Rat brain TRH receptors: kinetics, pharmacology, distribution and ionic effects.

Optimal conditions for measuring receptor binding for thyrotropin-releasing hormone (TRH) in the rat central nervous system (CNS) have been determined using 3H-labelled [3-Me-His2]TRH [( 3H]MeTRH). Binding assays conducted at 0 degree C for 5-6 h using sodium phosphate- and/or Hepes-buffered tissue resuspensions, with subsequent filtration through Whatman GF/B filters, yielded the best results.
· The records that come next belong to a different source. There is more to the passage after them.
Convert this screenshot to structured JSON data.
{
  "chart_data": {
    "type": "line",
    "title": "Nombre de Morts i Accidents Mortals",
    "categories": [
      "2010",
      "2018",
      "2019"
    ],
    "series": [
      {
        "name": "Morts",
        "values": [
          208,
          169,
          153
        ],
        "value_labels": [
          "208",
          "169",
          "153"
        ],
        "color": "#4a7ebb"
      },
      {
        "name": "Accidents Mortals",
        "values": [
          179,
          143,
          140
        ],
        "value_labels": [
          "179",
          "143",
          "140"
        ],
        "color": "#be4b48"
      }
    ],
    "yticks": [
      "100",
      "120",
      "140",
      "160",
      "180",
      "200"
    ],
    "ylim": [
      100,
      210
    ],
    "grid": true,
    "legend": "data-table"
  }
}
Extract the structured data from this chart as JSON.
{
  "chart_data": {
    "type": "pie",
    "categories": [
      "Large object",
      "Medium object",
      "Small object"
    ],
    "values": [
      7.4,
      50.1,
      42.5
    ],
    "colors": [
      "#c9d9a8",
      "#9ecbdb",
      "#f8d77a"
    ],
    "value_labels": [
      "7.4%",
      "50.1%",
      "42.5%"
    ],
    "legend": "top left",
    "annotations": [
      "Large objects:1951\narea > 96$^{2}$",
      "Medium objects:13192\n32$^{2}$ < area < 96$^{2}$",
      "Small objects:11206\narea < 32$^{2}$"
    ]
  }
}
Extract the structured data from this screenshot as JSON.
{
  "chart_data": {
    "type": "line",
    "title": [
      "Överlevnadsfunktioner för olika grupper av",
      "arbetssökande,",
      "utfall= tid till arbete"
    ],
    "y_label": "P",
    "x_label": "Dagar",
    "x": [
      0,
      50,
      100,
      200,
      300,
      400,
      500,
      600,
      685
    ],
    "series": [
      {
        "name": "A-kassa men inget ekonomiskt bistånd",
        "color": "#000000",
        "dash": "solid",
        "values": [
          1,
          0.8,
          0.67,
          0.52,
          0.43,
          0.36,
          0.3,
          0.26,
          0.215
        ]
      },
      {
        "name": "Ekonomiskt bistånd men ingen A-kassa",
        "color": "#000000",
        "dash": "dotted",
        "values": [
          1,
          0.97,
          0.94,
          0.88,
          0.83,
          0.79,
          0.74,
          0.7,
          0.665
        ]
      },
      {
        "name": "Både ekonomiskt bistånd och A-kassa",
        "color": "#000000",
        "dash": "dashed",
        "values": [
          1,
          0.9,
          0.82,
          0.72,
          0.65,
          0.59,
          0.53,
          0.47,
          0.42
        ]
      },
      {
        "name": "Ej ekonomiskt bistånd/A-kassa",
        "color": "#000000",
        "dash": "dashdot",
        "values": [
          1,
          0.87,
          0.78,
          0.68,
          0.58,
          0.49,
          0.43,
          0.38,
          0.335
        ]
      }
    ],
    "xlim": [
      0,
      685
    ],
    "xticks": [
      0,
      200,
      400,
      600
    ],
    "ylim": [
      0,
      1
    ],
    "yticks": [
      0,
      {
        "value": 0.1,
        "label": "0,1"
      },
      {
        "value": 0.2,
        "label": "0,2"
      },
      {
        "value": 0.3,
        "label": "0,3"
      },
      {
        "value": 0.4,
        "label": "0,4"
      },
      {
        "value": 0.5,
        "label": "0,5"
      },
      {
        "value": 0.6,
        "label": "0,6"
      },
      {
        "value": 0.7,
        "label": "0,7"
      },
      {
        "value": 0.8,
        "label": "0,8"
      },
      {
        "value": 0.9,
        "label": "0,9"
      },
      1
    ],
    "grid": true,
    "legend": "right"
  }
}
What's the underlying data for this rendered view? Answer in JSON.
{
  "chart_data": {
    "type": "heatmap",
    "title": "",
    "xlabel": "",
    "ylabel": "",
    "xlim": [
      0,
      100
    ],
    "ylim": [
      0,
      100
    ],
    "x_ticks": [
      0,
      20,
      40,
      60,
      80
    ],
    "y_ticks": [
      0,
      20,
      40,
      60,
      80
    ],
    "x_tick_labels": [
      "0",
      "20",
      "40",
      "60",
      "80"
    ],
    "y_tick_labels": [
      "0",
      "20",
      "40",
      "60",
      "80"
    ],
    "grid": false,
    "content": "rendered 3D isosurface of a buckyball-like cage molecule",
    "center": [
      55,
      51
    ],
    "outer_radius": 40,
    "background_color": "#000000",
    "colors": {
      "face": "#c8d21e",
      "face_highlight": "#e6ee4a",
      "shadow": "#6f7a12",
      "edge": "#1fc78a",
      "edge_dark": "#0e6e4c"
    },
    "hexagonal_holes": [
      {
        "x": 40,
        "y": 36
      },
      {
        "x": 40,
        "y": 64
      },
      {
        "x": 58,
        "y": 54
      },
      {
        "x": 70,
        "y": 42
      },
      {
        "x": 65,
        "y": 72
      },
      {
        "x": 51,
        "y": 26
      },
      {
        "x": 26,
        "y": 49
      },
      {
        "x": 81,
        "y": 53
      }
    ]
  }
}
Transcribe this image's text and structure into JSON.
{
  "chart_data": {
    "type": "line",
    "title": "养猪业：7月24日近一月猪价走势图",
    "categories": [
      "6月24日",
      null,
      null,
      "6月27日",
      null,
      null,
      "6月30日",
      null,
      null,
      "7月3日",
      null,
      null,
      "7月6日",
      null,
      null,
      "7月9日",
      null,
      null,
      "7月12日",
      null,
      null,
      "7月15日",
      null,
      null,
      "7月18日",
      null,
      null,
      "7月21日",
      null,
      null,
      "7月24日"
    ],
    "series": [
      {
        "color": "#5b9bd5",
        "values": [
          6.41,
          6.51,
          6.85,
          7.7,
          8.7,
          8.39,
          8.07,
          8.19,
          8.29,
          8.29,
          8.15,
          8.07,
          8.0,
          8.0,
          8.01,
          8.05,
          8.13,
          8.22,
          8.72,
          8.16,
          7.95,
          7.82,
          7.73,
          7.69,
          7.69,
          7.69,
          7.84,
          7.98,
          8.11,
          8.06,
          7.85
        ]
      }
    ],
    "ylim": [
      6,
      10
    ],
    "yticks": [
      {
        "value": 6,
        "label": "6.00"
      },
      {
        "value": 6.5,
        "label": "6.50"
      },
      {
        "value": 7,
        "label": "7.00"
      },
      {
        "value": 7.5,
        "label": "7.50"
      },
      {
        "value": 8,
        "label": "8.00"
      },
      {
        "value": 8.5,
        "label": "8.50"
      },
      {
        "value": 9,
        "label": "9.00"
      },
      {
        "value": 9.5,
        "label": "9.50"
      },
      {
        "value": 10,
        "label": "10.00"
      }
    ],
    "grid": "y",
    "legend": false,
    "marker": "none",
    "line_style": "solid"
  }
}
Association and dissociation of [3H]MeTRH binding to amygdala membranes were time and temperature dependent. Dissociation kinetics appeared biphasic. Progressive reduction in receptor affinity and capacity and increased radioligand breakdown were observed at elevated temperatures. Bacitracin (25-1000 microM) prevented peptide degradation but inhibited receptor binding (8-37%). Detailed competition experiments using MeTRH and other drugs yielded a pharmacological profile similar to that observed previously in other tissues indicating TRH receptor identification. Highest density of TRH receptors was observed in the retina and numerous limbic areas. Monovalent and divalent cations modulated [3H]MeTRH binding by reducing apparent receptor number.